Backing up a bit, I should note that the Chabad seder in Phuket was impressive: some 400 people, mostly Israelis, packed a big hall at the Novotel to celebrate Passover. There were more people at the Chabad House as well. (The seder was impressive, but Phuket was not; Patong Beach was my least favorite place in all of Thailand.)

I sat at the English-speaking table with Levi Shemtov, a remarkable young guy who’s buddies with Rabbi Shmuel Tiechtel from Chabad of ASU and runs a kosher restaurant in Uruguay, and I also sat next to a guy — Mark something — whose mom lives in Lucas Valley, and who has been to Chabad of Marin a few times, and who used to live in Phuket for about ten years.

I’m not very religious, but I’m grateful for what Chabad has done, which is to re-create a global network of synagogues and Jewish points of contact, something that existed across the world for centuries but was devastated during World War II. To put on a kosher seder for 400 people in Phuket is no easy feat! Indeed, the maror (bitter herbs) got held up by Thai customs, which in this case defeated Jewish customs. (Personally, I declared eggplant a bitter herb and made the blessing on that.)

The seder was what seders should be: joyous, chaotic, raucous, a confused muddle. The food was great and there was lots of it. It arrived in the wrong order. People stood up in groups for no apparent reason. Half the room was on Hallel while the other half was still eating. It was, in other words, like every good seder I’ve ever been to, writ large. And in Thailand.

The Beginning of the End

Patong Beach, Phuket, Thailand

Yesterday I bought my ticket home, and my heart broke a little.

It’s getting to be time. I’ve moved on average every 2.5 days for the last six months or so, and I’m tired. I’ve noticed it in small but telling ways: not bothering to blog about Northern Vietnam or Songkran, caring less about taking good photos, doing less exploring on my own and booking more package tours so I don’t have to figure it out.

Still, it hurt more than I expected to put a final date on this adventure, to cap it and say I’m going home. (I’ll be back in Phoenix on May 18.)

What hurts most is that I will be saying goodbye to someone I met at the very beginning of my trip. Someone who has become rather important to me, as it turns out. She’ll take me to the airport, and then maybe I won’t ever see her again. We always sort of knew that the day would come, but it’s none too comfy to see the date on the calendar.

Bali before bailing

Before that day comes, though, I still have one more big adventure to go: Indonesia and Singapore. Tomorrow I’m flying from Phuket to Bali, and I have 17 days to explore Indonesia.

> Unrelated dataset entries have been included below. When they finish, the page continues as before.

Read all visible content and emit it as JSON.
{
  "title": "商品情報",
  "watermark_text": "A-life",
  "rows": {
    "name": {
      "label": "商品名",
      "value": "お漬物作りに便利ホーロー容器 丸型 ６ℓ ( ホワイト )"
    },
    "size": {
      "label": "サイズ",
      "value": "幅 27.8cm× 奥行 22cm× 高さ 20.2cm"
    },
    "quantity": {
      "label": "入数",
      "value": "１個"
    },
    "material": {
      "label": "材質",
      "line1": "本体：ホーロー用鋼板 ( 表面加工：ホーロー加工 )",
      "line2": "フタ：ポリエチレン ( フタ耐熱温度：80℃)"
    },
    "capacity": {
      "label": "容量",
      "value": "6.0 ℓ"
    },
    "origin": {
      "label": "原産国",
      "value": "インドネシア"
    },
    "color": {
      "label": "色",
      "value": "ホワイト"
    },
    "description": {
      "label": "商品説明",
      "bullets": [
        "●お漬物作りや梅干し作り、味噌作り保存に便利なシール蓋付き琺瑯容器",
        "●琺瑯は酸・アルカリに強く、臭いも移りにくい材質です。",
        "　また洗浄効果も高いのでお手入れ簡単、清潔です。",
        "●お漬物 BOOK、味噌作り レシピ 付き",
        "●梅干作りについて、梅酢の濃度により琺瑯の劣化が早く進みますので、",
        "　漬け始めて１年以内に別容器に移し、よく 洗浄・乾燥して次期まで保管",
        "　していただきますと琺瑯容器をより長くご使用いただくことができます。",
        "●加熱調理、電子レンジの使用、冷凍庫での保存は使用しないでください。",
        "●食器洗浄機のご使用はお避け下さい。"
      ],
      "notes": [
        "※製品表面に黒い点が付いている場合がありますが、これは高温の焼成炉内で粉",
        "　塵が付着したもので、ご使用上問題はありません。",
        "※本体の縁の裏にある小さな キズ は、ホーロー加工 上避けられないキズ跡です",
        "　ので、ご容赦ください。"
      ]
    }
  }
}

From there I’ll go to Singapore for four days, where I will meet up with my important Bangkok someone.

Altogether, that’s 21 days (plus two more at the end in Bangkok) — just two days less than I spent on my trips to Myanmar and to Laos, both of which felt like they went on for a good long time — possibly too long. So I’m not done. I have quite a bit to go.

But the end is on the horizon. The end of this adventure that has occupied my thinking for so long.

And then it will be time for new adventures. For some time in the US, a visit to NYC, and on to a new life in Korea. Much more to come.